Steffi and I arrived too late in the morning to do much except for sweat - it is seriously hot in Northern Botswana at this time of the year, but after repeated visits to the (free) air-conditioned museum, we were in good enough shape to start walking in the late afternoon, when the heat of the day is beginning to drop of a little. We were guided around Female hill which has some good rock paintings, including the famous Van Der Post panel. It took us a couple of hours to complete the walk, but our reward was a cool shower (again free) in the ablution block, and then down the sandy track to our camp-site between Female hill and Male hill.

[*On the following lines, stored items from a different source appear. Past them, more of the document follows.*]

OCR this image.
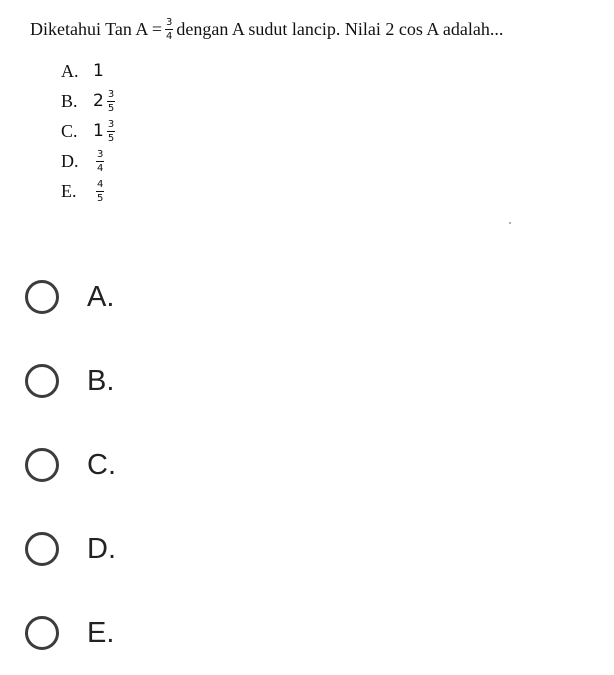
Diketahui Tan $A = \frac{3}{4}$ dengan A sudut lancip. Nilai 2 cos A adalah...
A. 1
B. $2 \frac{3}{5}$
C. $1 \frac{3}{5}$
D.	$\frac{3}{4}$
E.	$\frac{4}{5}$
A.
B.
C.
D.
E.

It was a great camping spot - solitude, cool breeze, stars and the sounds of the desert. There is something very special about this place, which is a place of pilgrimage for many of the peoples and religions of the area. The night was punctuated by angry gust of wond screaming between the monoliths - had we offended the gods? We survived to climb to the summit of Male hill in the cool of the early morning, so I guess the answer was no.